Flessibilità in uscita pensioni: l’obiettivo è arrivare a introdurre il limite dei 40 anni di contributi
Le pensioni sembrano finalmente avviarsi verso una maggiore flessibilità in uscita. Riuscire nell’impresa di agevolare l’uscita dal mondo del lavoro, però non è un processo esente dall’introduzione di penalizzazioni. La flessibilità costerà allo stato almeno 7 miliardi all’anno, e per rientrare nei costi alcune penalizzazioni saranno inevitabili.
Il tutto sarà perfezionato nella prossima legge di stabilità, dunque chi sperava in novità prima dell’estate ancora una volta resterà deluso. Lo scopriremo presto.

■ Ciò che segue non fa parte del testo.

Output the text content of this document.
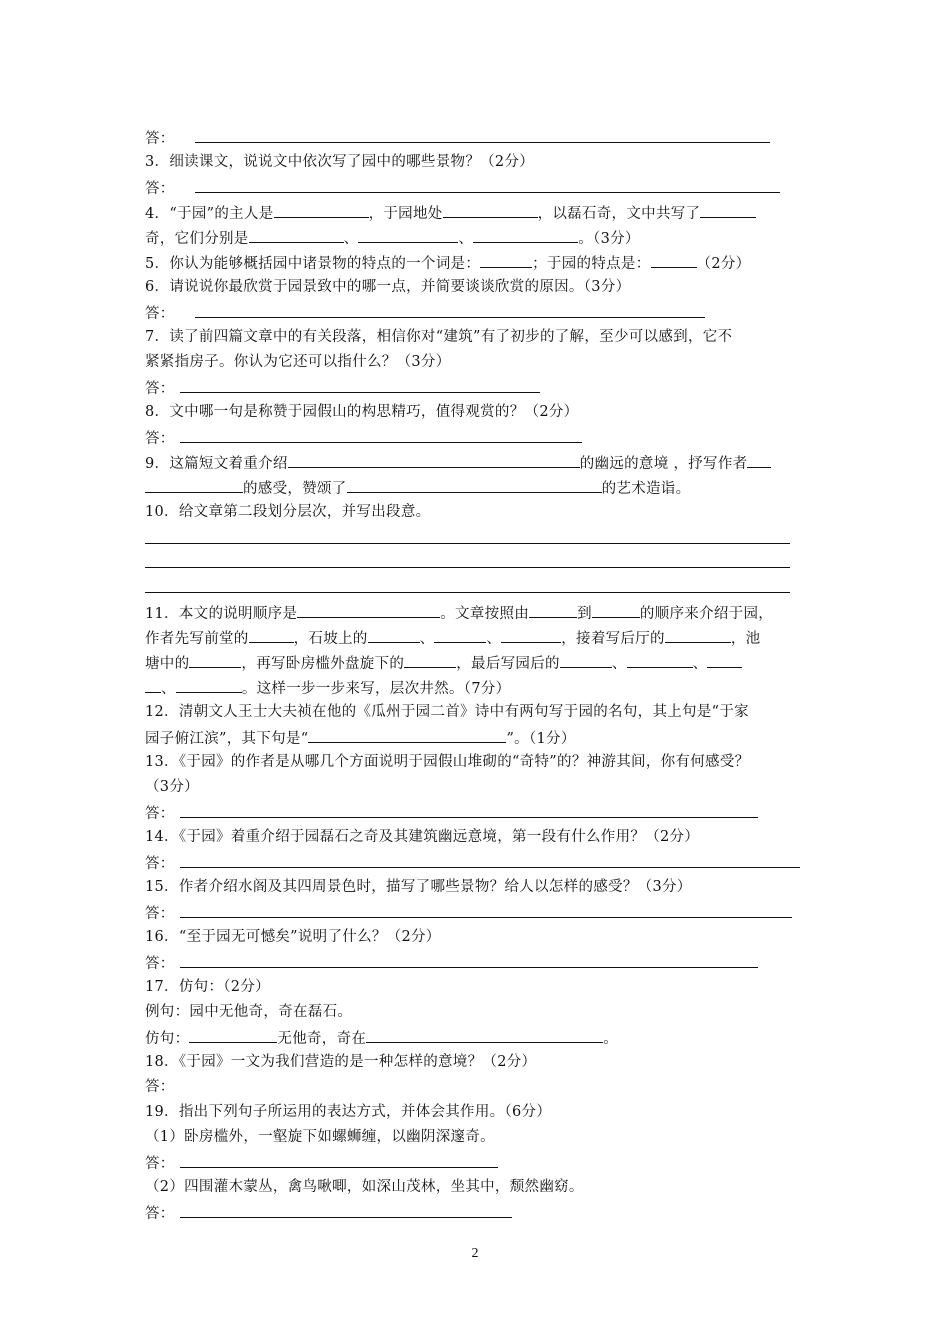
答：
3．细读课文，说说文中依次写了园中的哪些景物？（2分）
答：
4．“于园”的主人是	，于园地处	，以磊石奇，文中共写了
奇，它们分别是	、	、	。（3分）
5．你认为能够概括园中诸景物的特点的一个词是：	；于园的特点是：	（2分）
6．请说说你最欣赏于园景致中的哪一点，并简要谈谈欣赏的原因。（3分）
答：
7．读了前四篇文章中的有关段落，相信你对“建筑”有了初步的了解，至少可以感到，它不
紧紧指房子。你认为它还可以指什么？（3分）
答：
8．文中哪一句是称赞于园假山的构思精巧，值得观赏的？（2分）
答：
9．这篇短文着重介绍	的幽远的意境 ，抒写作者
的感受，赞颂了	的艺术造诣。
10．给文章第二段划分层次，并写出段意。
11．本文的说明顺序是	。文章按照由	到	的顺序来介绍于园，
作者先写前堂的	，石坡上的	、	、	，接着写后厅的	，池
塘中的	，再写卧房槛外盘旋下的	，最后写园后的	、	、
、	。这样一步一步来写，层次井然。（7分）
12．清朝文人王士大夫祯在他的《瓜州于园二首》诗中有两句写于园的名句，其上句是“于家
园子俯江滨”，其下句是“	”。（1分）
13．《于园》的作者是从哪几个方面说明于园假山堆砌的“奇特”的？神游其间，你有何感受？
（3分）
答：
14．《于园》着重介绍于园磊石之奇及其建筑幽远意境，第一段有什么作用？（2分）
答：
15．作者介绍水阁及其四周景色时，描写了哪些景物？给人以怎样的感受？（3分）
答：
16．“至于园无可憾矣”说明了什么？（2分）
答：
17．仿句：（2分）
例句：园中无他奇，奇在磊石。
仿句：	无他奇，奇在	。
18．《于园》一文为我们营造的是一种怎样的意境？（2分）
答：
19．指出下列句子所运用的表达方式，并体会其作用。（6分）
（1）卧房槛外，一壑旋下如螺蛳缠，以幽阴深邃奇。
答：
（2）四围灌木蒙丛，禽鸟啾唧，如深山茂林，坐其中，颓然幽窈。
答：
2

Il tema pensioni si lega a doppio filo a quella della flessibilità. Tra le richieste che arrivano più spesso al premier c’è proprio una riforma pensioni basata sulla flessibilità che consenta a chi lavora da tanti anni di uscire dal mondo del lavoro e di facilitare il ricambio generazionale. L’auspicio è che si arrivi anche a introdurre il limite dei 40 anni di contributi.
La flessibilità in uscita costerà alle casse dello Stato dai 5 ai 7 miliardi annui per diversi anni. Dove trovare queste risorse? Inevitabilmente bisognerà parzialmente attingere da un fondo che verrebbe a crearsi con alcune penalizzazioni per coloro i quali scelgono di barattare qualche anno in meno di lavoro con un assegno decurtato.
Le discussioni sulla flessibilità in uscita sono slittate alla prossima legge di Stabilità non per mancanza di volontà ma per l’impatto dei costi sui conti pubblici. Qualunque intervento prevede delle penalizzazioni. Questo va fatto in un’ottica di equilibrio nel rapporto tra le generazioni per evitare problemi di cassa che ci impongono di presentarci alla Ue dicendo che prevediamo delle penalizzazioni.